FaithOpinion

Searching for the truth

One reality about being people of faith is that we can never claim to know the whole truth. Only God knows that. This makes it all the more important for us to have the courage and conviction to challenge each other and to enter into sometimes costly dialogue in order to search for what is true.

In recent times, the congregation at St Saviour’s Anglican Church in Redfern has made significant changes to the way it will live out what it believes to be its mission. Jan McIntyre, wife of the now Bishop of Gippsland, John McIntyre, who was the previous priest of St Saviour’s, has written the following open letter to the St Saviour’s congregation with copies to Archbishop Peter Jensen and Bishop Robert Forsyth.

I am writing to express my deep shock and concern at the eviction of the community groups from The Redfern Centre. The coming together of church and community groups under the roof of the church hall has been a remarkable example of the church working with and for the community, giving unconditional Christ-like love, acceptance and invitation into the fullness of life offered through Jesus.

The Centre has meant a caring presence of people was there in connection with the church, even when no-one was at the church or at home in the rectory (though we did try to have the church left open much of the day, with great appreciation by those who entered for many reasons). The good relationship between those working in the Centre and the congregation and leadership of the church meant communication and conversation happened in regard to church and community care.

The groups moving into the hall gave them a stable home at a reasonable cost and we were able to fix up the decaying hall for more specific church use. Now a lot more of the groups’ hard-won government funding will be spent just on accommodation, taking it away from the people using the services. The stability will probably be lost, too. Also, the groups learned much from simply working beside each other – the whole is more than the sum of its parts. The benefits of having a relationship with the locals also meant assistance to locals was more than just through the professional services provided by the groups.

Many other communities now seek for such opportunity to create places where people often on the edges of society can come into a safe place to share voluntary work, a chat, a cuppa, a healthy meal or to air personal and community concerns. This can help diffuse difficult situations and develop creative solutions.

The people can come without the weight of expectation or conditions.
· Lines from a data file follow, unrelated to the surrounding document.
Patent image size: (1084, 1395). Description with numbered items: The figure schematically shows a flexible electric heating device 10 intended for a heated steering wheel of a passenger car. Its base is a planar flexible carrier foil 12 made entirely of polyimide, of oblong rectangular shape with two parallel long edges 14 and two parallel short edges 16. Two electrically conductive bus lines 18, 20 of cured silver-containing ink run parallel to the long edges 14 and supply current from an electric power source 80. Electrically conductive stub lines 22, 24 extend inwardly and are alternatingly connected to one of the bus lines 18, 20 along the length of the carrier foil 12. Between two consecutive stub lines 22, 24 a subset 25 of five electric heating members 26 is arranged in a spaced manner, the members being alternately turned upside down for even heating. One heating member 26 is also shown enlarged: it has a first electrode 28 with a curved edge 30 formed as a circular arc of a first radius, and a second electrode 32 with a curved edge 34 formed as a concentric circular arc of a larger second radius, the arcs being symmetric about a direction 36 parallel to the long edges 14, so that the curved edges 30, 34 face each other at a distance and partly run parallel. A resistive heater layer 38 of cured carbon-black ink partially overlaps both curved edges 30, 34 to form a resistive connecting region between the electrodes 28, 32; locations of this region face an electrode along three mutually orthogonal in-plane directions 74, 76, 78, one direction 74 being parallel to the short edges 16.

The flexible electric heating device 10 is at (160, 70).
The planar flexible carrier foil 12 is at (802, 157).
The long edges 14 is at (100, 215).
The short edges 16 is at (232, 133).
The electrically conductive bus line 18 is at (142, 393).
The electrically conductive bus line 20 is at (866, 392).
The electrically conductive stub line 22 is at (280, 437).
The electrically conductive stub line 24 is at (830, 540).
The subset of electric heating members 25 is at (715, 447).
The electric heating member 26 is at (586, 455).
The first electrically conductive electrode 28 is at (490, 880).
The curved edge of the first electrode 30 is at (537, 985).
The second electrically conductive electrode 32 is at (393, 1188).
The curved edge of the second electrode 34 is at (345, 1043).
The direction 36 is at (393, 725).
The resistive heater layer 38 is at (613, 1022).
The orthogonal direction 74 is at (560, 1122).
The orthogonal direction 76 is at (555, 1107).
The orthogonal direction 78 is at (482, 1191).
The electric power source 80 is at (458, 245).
Some of those volunteers came to church, but that was never a condition put on them. One man with cerebral palsy, and his carer, began by helping with the Food Distribution Network, and then came to church weekly. They travelled some distance to do this. Usually though, the volunteers are very local and many don’t or can’t drive. They are not the wealthy or powerful, educated or advantaged, beautiful or articulate. They are the ones who know their need and their brokenness. They don’t need the church to be telling them they are sinners (haven’t we all fallen short anyway?). That only makes them feel worse and as if God doesn’t care or won’t come near. God welcomes and invites us while we are still far off!

So I am stunned (as are those I tell) that you told the people in the Redfern Centre, that you can’t work with them to run a soup kitchen because they “are not Christians”. For one thing, just because they maybe don’t attend church regularly (or not one of which you approve) or express a Christian faith in the words that you want to hear, does not mean they are far from God. Dare I venture to suggest that if you were to have real conversation with them, you may find the light on their hill is lit by God. Your making such a harsh, rejecting judgement (after an offer to work together) is not exactly doing as Jesus tells us to do. Or rather, it is judging when we are told not to do so.

A further example of this took place during a recent funeral for a tireless voluntary community worker. The mourners were told, as part of the words in the service, that it is not good enough to be a good person or to do good things and that if you’re not “saved” (by whose measure?) then you are going to hell! These cannot be words spoken by someone who has heard how Jesus responds to people. Well, yes, the Pharisees do get into trouble because they do “good” works but put conditions on people and burden them with their own, not God’s rules.

People cannot be frightened into the Kingdom. They are to come to Jesus, to God and the Holy Spirit, the Comforter, because of the true freedom and love he offers, which they don’t find elsewhere. There is no freedom in fear. These words only push people away from being able to hear the Gospel and Jesus is not too happy with people when they won’t let the children go to him.

Jesus was tender, gentle and just, and he created an atmosphere of trust which drew honesty from people. He did not basically bully them into his Kingdom. Many years ago, a local from Redfern told me, “You can’t sell God. God is not a whore – you cannot whore God”. Did I say “not articulate” earlier? This is very clear and perceptive!

Many more than you know are shocked, saddened and horrified by your action and your justification for removing the community groups from The Redfern Centre.